Model Perturbation Orig Acc Pert Acc Δ Acc Consistency Correlation Conf Change Robustness
DistilBERT-SST2 Intensity+ 0.883 0.883 0.000 0.980 0.974 0.016 0.981
Intensity- 0.883 0.885 -0.002 0.988 0.991 0.009 0.991
Spurious 0.883 0.858 0.025 0.950 0.937 0.041 0.953
Negation 0.883 0.743 0.140 0.805 0.620 0.195 0.761
Swap 0.883 0.828 0.055 0.905 0.713 0.095 0.856
NLPTown-BERT Intensity+ 0.653 0.673 -0.020 0.968 0.960 0.012 0.971
Intensity- 0.653 0.613 0.040 0.933 0.947 0.020 0.952
Spurious 0.653 0.635 0.018 0.893 0.867 0.042 0.907
Negation 0.653 0.568 0.085 0.733 0.709 0.111 0.793
Swap 0.653 0.598 0.055 0.900 0.763 0.049 0.878
CardiffNLP-RoBERTa Intensity+ 0.660 0.658 0.002 0.958 0.957 0.023 0.969
Intensity- 0.660 0.658 0.002 0.963 0.985 0.017 0.978
Spurious 0.660 0.670 -0.010 0.940 0.954 0.030 0.960
Negation 0.660 0.683 -0.023 0.843 0.689 0.111 0.833
Swap 0.660 0.688 -0.028 0.938 0.820 0.058 0.911

Column definitions:

  1. Original Accuracy (Orig Acc).
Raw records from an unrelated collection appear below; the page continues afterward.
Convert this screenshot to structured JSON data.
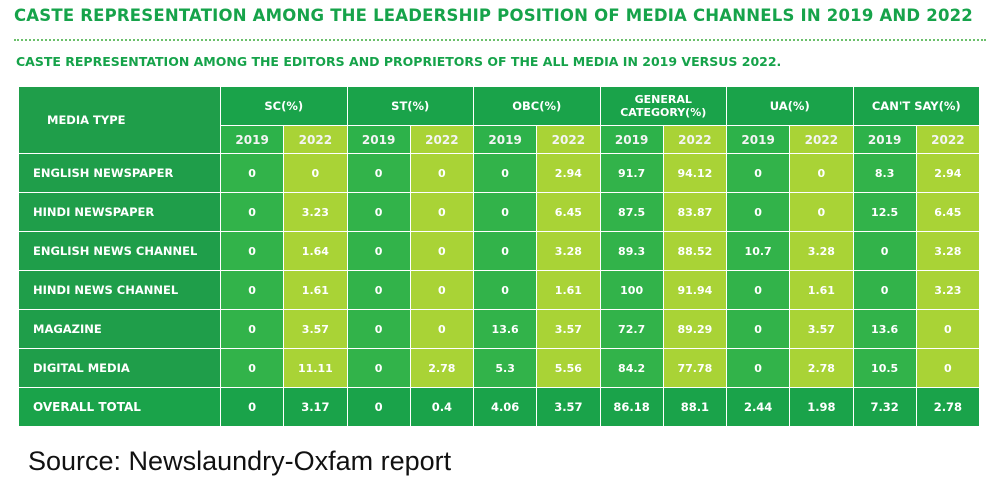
{
  "title": "CASTE REPRESENTATION AMONG THE LEADERSHIP POSITION OF MEDIA CHANNELS IN 2019 AND 2022",
  "subtitle": "CASTE REPRESENTATION AMONG THE EDITORS AND PROPRIETORS OF THE ALL MEDIA IN 2019 VERSUS 2022.",
  "source": "Source: Newslaundry-Oxfam report",
  "colors": {
    "title_green": "#16a34a",
    "header_green": "#1aa34a",
    "cell_green": "#32b34a",
    "cell_lime": "#a9d336"
  },
  "chart_data": {
    "type": "table",
    "row_header": "MEDIA TYPE",
    "groups": [
      {
        "label": "SC(%)",
        "years": [
          "2019",
          "2022"
        ]
      },
      {
        "label": "ST(%)",
        "years": [
          "2019",
          "2022"
        ]
      },
      {
        "label": "OBC(%)",
        "years": [
          "2019",
          "2022"
        ]
      },
      {
        "label": "GENERAL CATEGORY(%)",
        "label_lines": [
          "GENERAL",
          "CATEGORY(%)"
        ],
        "years": [
          "2019",
          "2022"
        ]
      },
      {
        "label": "UA(%)",
        "years": [
          "2019",
          "2022"
        ]
      },
      {
        "label": "CAN'T SAY(%)",
        "years": [
          "2019",
          "2022"
        ]
      }
    ],
    "rows": [
      {
        "label": "ENGLISH NEWSPAPER",
        "values": [
          "0",
          "0",
          "0",
          "0",
          "0",
          "2.94",
          "91.7",
          "94.12",
          "0",
          "0",
          "8.3",
          "2.94"
        ]
      },
      {
        "label": "HINDI NEWSPAPER",
        "values": [
          "0",
          "3.23",
          "0",
          "0",
          "0",
          "6.45",
          "87.5",
          "83.87",
          "0",
          "0",
          "12.5",
          "6.45"
        ]
      },
      {
        "label": "ENGLISH NEWS CHANNEL",
        "values": [
          "0",
          "1.64",
          "0",
          "0",
          "0",
          "3.28",
          "89.3",
          "88.52",
          "10.7",
          "3.28",
          "0",
          "3.28"
        ]
      },
      {
        "label": "HINDI NEWS CHANNEL",
        "values": [
          "0",
          "1.61",
          "0",
          "0",
          "0",
          "1.61",
          "100",
          "91.94",
          "0",
          "1.61",
          "0",
          "3.23"
        ]
      },
      {
        "label": "MAGAZINE",
        "values": [
          "0",
          "3.57",
          "0",
          "0",
          "13.6",
          "3.57",
          "72.7",
          "89.29",
          "0",
          "3.57",
          "13.6",
          "0"
        ]
      },
      {
        "label": "DIGITAL MEDIA",
        "values": [
          "0",
          "11.11",
          "0",
          "2.78",
          "5.3",
          "5.56",
          "84.2",
          "77.78",
          "0",
          "2.78",
          "10.5",
          "0"
        ]
      }
    ],
    "total": {
      "label": "OVERALL TOTAL",
      "values": [
        "0",
        "3.17",
        "0",
        "0.4",
        "4.06",
        "3.57",
        "86.18",
        "88.1",
        "2.44",
        "1.98",
        "7.32",
        "2.78"
      ]
    }
  }
}
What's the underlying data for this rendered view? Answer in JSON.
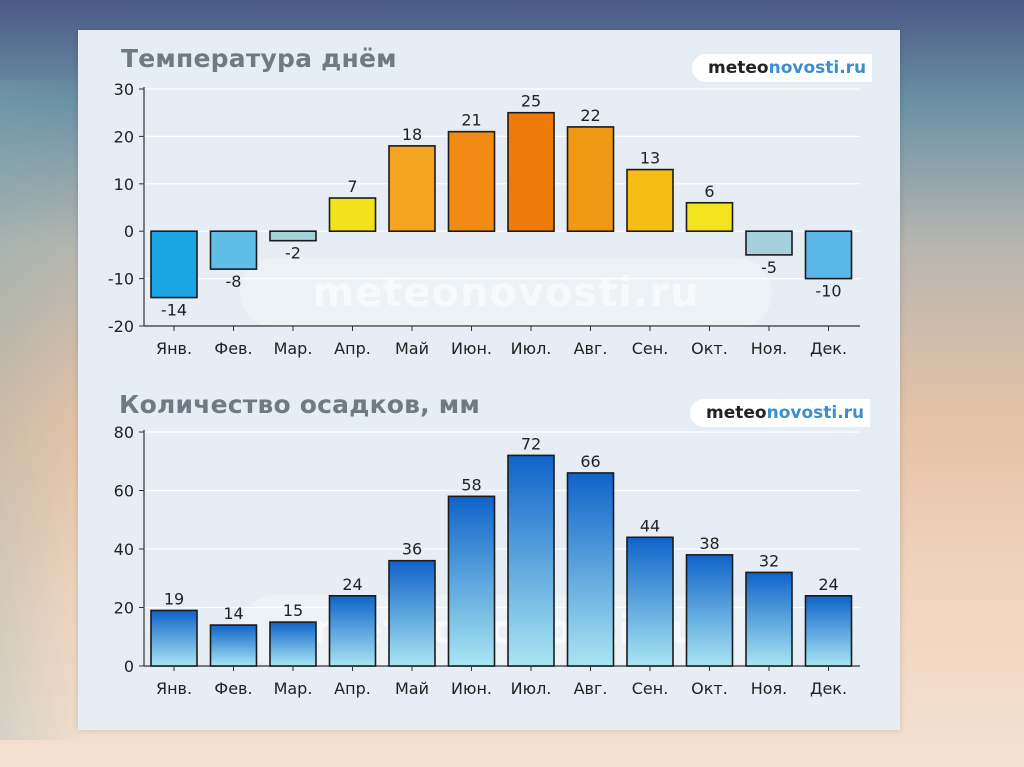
{
  "brand": {
    "part1": "meteo",
    "part2": "novosti.ru",
    "watermark": "meteonovosti.ru"
  },
  "chart_data": [
    {
      "type": "bar",
      "title": "Температура днём",
      "categories": [
        "Янв.",
        "Фев.",
        "Мар.",
        "Апр.",
        "Май",
        "Июн.",
        "Июл.",
        "Авг.",
        "Сен.",
        "Окт.",
        "Ноя.",
        "Дек."
      ],
      "values": [
        -14,
        -8,
        -2,
        7,
        18,
        21,
        25,
        22,
        13,
        6,
        -5,
        -10
      ],
      "ylim": [
        -20,
        30
      ],
      "yticks": [
        -20,
        -10,
        0,
        10,
        20,
        30
      ],
      "grid": true,
      "colors": [
        "#1aa6e4",
        "#60bde5",
        "#a4d2d7",
        "#f1e21b",
        "#f4a41e",
        "#f18a12",
        "#ee7a09",
        "#f29714",
        "#f6bd14",
        "#f4e31f",
        "#a6d0db",
        "#5bb7e8"
      ]
    },
    {
      "type": "bar",
      "title": "Количество осадков, мм",
      "categories": [
        "Янв.",
        "Фев.",
        "Мар.",
        "Апр.",
        "Май",
        "Июн.",
        "Июл.",
        "Авг.",
        "Сен.",
        "Окт.",
        "Ноя.",
        "Дек."
      ],
      "values": [
        19,
        14,
        15,
        24,
        36,
        58,
        72,
        66,
        44,
        38,
        32,
        24
      ],
      "ylim": [
        0,
        80
      ],
      "yticks": [
        0,
        20,
        40,
        60,
        80
      ],
      "grid": true,
      "bar_gradient": [
        "#0f63c9",
        "#a9e6f2"
      ]
    }
  ]
}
Baseline model performance on unperturbed text.
  2. Perturbed Accuracy (Pert Acc) & Accuracy Drop (Δ Acc). Performance after perturbation application. Positive Δ Acc indicates performance degradation, while negative values suggest improved performance—a counterintuitive result possibly indicating overfitting to specific linguistic patterns in the original test set.
  3. Consistency. The fraction of predictions remaining unchanged after perturbation.
  4. Correlation. Pearson correlation between original and perturbed confidence scores, measuring the preservation of relative confidence ordering.
  5. Confidence Change (Conf Change). Average absolute change in prediction confidence, quantifying prediction stability.
  6. Robustness Score. Composite metric weighing consistency (30%), correlation (30%), confidence stability (20%), and accuracy preservation (20%).

TL;DR

All models exhibit significant degradation under negation perturbations, with consistency dropping 15-35% and accuracy falling 8-14%. All models demonstrate strong robustness to intensity modifications (>0.95 consistency), indicating that gradient semantic shifts are well-handled.